Ma che Roma è questa, tra le molte che ha conosciuto?
«Forse la migliore, per gioco, compattezza e convinzione. Mi pare la più simile a quella dell’ultimo scudetto».
La prendevano in giro, quando diceva che quest’anno avrebbe lottato per il primato...
«Per riprendere la Juve è tardi. Ma a chi ironizzava sul valore di questa squadra do appuntamento a fine campionato».
I meriti di Spalletti?
«Enormi. Non solo ci ha spiegato cosa dovevamo fare per crescere, ma è stato il più bravo a farci capire quello che assolutamente non dovevamo fare».
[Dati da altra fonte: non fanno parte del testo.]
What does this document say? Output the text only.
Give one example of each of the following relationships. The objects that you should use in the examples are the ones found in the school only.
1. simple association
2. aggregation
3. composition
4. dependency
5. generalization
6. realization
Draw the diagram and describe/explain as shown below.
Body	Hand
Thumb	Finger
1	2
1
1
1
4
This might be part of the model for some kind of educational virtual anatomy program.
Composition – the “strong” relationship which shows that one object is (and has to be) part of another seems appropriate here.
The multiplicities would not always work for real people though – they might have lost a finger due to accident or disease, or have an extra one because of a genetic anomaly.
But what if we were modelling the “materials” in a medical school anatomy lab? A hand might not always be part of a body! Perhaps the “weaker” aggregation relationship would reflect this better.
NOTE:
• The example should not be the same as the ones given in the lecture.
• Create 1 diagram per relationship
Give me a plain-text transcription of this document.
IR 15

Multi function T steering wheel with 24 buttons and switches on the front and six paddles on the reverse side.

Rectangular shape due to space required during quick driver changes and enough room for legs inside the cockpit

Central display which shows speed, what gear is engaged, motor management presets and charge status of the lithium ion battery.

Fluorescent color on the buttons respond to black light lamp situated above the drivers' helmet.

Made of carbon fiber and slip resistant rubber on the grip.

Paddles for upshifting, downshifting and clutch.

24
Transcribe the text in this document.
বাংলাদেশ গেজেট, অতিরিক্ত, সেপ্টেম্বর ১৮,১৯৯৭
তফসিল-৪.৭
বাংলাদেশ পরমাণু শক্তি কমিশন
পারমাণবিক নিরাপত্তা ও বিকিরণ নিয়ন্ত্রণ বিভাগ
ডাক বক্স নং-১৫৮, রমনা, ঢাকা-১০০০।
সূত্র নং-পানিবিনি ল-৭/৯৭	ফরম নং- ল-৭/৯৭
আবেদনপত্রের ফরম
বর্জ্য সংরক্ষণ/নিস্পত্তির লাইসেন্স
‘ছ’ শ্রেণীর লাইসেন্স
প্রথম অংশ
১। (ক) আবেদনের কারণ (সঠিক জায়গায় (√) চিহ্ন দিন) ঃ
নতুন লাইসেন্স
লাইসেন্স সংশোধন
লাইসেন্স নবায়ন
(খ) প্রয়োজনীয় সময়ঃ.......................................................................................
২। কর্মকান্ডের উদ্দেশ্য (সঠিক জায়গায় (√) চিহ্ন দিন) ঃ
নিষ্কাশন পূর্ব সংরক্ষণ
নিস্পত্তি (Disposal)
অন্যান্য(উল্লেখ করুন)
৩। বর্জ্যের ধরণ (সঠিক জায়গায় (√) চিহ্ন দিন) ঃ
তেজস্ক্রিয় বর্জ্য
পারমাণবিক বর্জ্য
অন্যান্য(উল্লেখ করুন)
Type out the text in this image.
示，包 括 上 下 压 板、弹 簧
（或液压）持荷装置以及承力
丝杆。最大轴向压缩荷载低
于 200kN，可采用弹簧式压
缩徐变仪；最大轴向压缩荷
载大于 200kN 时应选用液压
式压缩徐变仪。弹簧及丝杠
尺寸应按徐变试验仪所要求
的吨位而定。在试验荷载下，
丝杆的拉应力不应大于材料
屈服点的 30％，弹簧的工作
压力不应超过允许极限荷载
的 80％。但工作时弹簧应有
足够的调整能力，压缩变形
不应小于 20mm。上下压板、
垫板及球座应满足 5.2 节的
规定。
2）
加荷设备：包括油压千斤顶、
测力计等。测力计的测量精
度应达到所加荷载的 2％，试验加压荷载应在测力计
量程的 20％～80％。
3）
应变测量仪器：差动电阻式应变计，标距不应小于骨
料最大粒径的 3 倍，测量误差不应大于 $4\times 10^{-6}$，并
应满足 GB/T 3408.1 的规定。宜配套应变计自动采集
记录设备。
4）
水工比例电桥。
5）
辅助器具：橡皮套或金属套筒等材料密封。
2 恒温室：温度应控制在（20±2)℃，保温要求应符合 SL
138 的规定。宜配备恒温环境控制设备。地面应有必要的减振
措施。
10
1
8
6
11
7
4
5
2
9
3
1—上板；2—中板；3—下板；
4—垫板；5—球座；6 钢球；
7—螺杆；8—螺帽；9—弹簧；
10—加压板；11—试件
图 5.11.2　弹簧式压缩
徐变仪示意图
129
È il miglior tecnico che ha conosciuto?
«Tra i migliori in assoluto. Per le idee, per la preparazione. Ma anche per la qualità nei rapporti umani. Col gruppo è sempre diretto, aperto, sensibile. Se penso a me, a livello psicologico solo Zeman mi aveva capito quanto lui».
Lei sembra cambiato anche nelle reazioni ai falli che subisce...
«Vero. Sono maturato. Ho capito che con certi atteggiamenti rischiavo solo di farmi del male».
Eppure c’è ancora chi la critica. Non è decisivo, è re solo all’Olimpico: l’ha detto anche Mino Raiola, il manager di Nedved e Ibrahimovic.
«Non mi interessa il parere di questo signore. Le statistiche dicono altro. Se le studiasse, dovrebbe rimangiarsi tutto. Prodezze come il gol che ho segnato all’Inter a San Siro, ad esempio, bastano da sole a dimostrare una realtà diversa».
Da attaccante, ha ripreso a segnare a raffica, senza perdere il vizio dell’assist. Dove la farà giocare Lippi?
«Davanti, credo. Deciderà lui. Ma io sono preoccupato per i Mondiali. I falli fanno parte del gioco, lo so. Ma io prendo troppe botte, ho tutt’e due le caviglie a pezzi. Dopo ogni partita è una sofferenza. Sto fermo un giorno, faccio fisioterapia, poi qualche corsa e poi torno in campo a giocare. Così non riesco mai ad allenarmi come si deve».
A Lippi parlerà di Perrotta e Panucci?
«Lippi sa tutto, non ha bisogno dei miei consigli».
Capitolo Cassano: come si può passare dall’amicizia al gelo?
«Semplicemente con la fine dell’amicizia».
Ma lo segue, nel Real?
«No, seguo solo il Barcellona».
Questa Roma pare un macchina perfetta. Recuperando qualche titolare, come Montella che finalmente è tornato ad allenarsi, non c’è il rischio di rovinarla?
«No. Più siamo meglio è. Specie in attacco, dove i ricambi sono pochi. Anche perché siamo impegnati su tre fronti, ci sono ancora un sacco di partite, ci saranno occasioni per tutti».
Siete ormai lanciati all’inseguimento della Fiorentina. Con quale distacco vorrebbe arrivare al confronto diretto, a Firenze?
«Non faccio questi conti. Spero solo di continuare a raccogliere più punti possibile. Poi si vedrà».
Facciamo altri conti, allora. Dopo il matrimonio, il primo figlio. E la Roma che finalmente rinata. A conti fatti, è questa la stagione più bella della sua vita?
«Sono successe tante cose, tutte molto belle. Ma spero che la vita della mia famiglia possa ancora migliorare. Di certo, quelli trascorsi dal matrimonio in poi sono stati i miei mesi più sereni».
Un sogno per l’avvenire?
«A casa, ho tutto. In campo, che ve lo dico a fa’?».